Tuesday’s twice-postponed municipal elections in Israel could provide an indication of the public’s sentiment almost five months into the conflict with Hamas in the Gaza Strip.
As the conflict rages on, soldiers have already shown up at special voting places set up in Israeli encampments in Gaza during the past week.
In the municipal elections, which will take place in much of Israel, including in Jewish settlements in the occupied West Bank, Jerusalem, and portions of the Golan Heights that have been annexed, over seven million people are eligible to vote.
Originally set for October 31, the vote has been rescheduled for November 2024 in towns and villages that border the Gaza Strip under siege or in Lebanon, where Hezbollah, an ally of Hamas, has been firing missiles at Israel virtually nonstop since the beginning of the Gaza conflict.
Hostilities in such areas have resulted in the displacement of about 150,000 Israelis.
Following Hamas’s October 7 onslaught on southern Israel, which claimed at least 1,160 lives, the majority of them civilians, an AFP tally based on official numbers showed that the elections had been postponed nationwide.

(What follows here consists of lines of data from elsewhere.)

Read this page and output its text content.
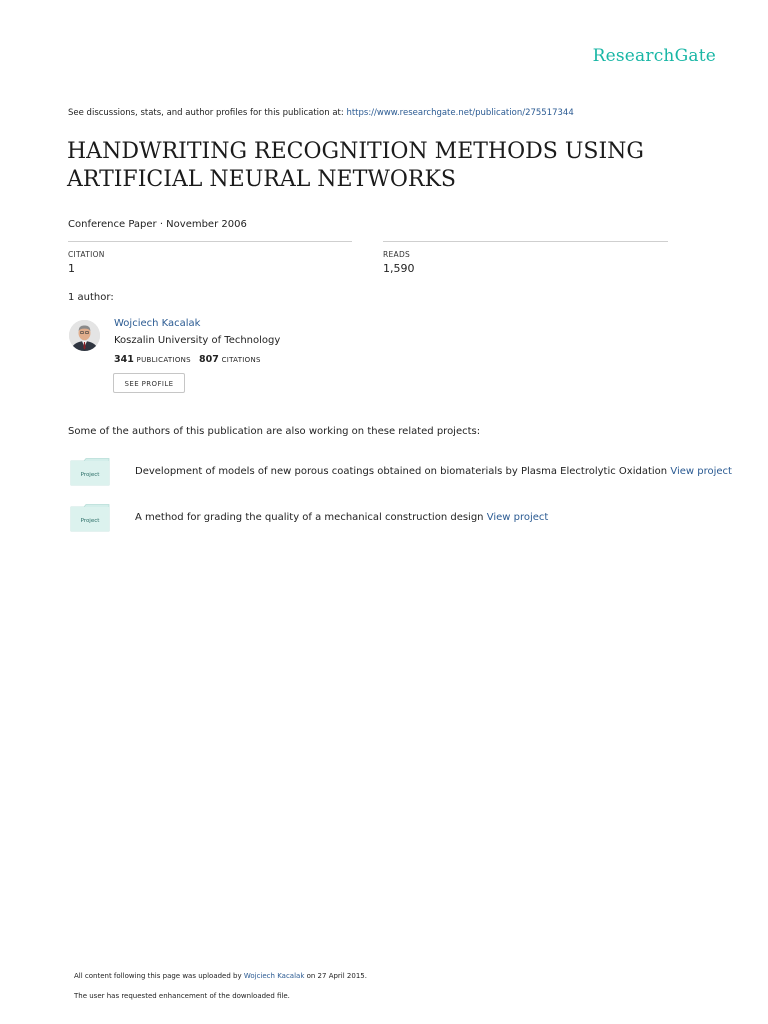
ResearchGate
See discussions, stats, and author profiles for this publication at: https://www.researchgate.net/publication/275517344
HANDWRITING RECOGNITION METHODS USING
ARTIFICIAL NEURAL NETWORKS
Conference Paper · November 2006
CITATION
1
READS
1,590
1 author:
Wojciech Kacalak
Koszalin University of Technology
341 PUBLICATIONS 807 CITATIONS
SEE PROFILE
Some of the authors of this publication are also working on these related projects:
Project	Development of models of new porous coatings obtained on biomaterials by Plasma Electrolytic Oxidation View project
Project	A method for grading the quality of a mechanical construction design View project
All content following this page was uploaded by Wojciech Kacalak on 27 April 2015.
The user has requested enhancement of the downloaded file.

The health ministry of the Hamas-run region reports that at least 29,782 individuals have died in Gaza as a result of the ensuing Israeli military assault against the group, the majority of them were women and children.
Two candidates for council chiefs in Gaza border areas were killed in the October 7 attack: Ofir Libstein in Kfar Aza and Tamar Kedem Siman Tov, who was shot dead at her home in Nir Oz with her husband and three young children.
Far-right and ultra-Orthodox Jewish candidates who support Prime Minister Benjamin Netanyahu’s political allies are competing against more moderate and government critics in a number of large towns, including Jerusalem.
The public’s pressure on Netanyahu has grown due to the situation of the hostages that are still being held in Gaza and the resurgence of the anti-government demonstration movement.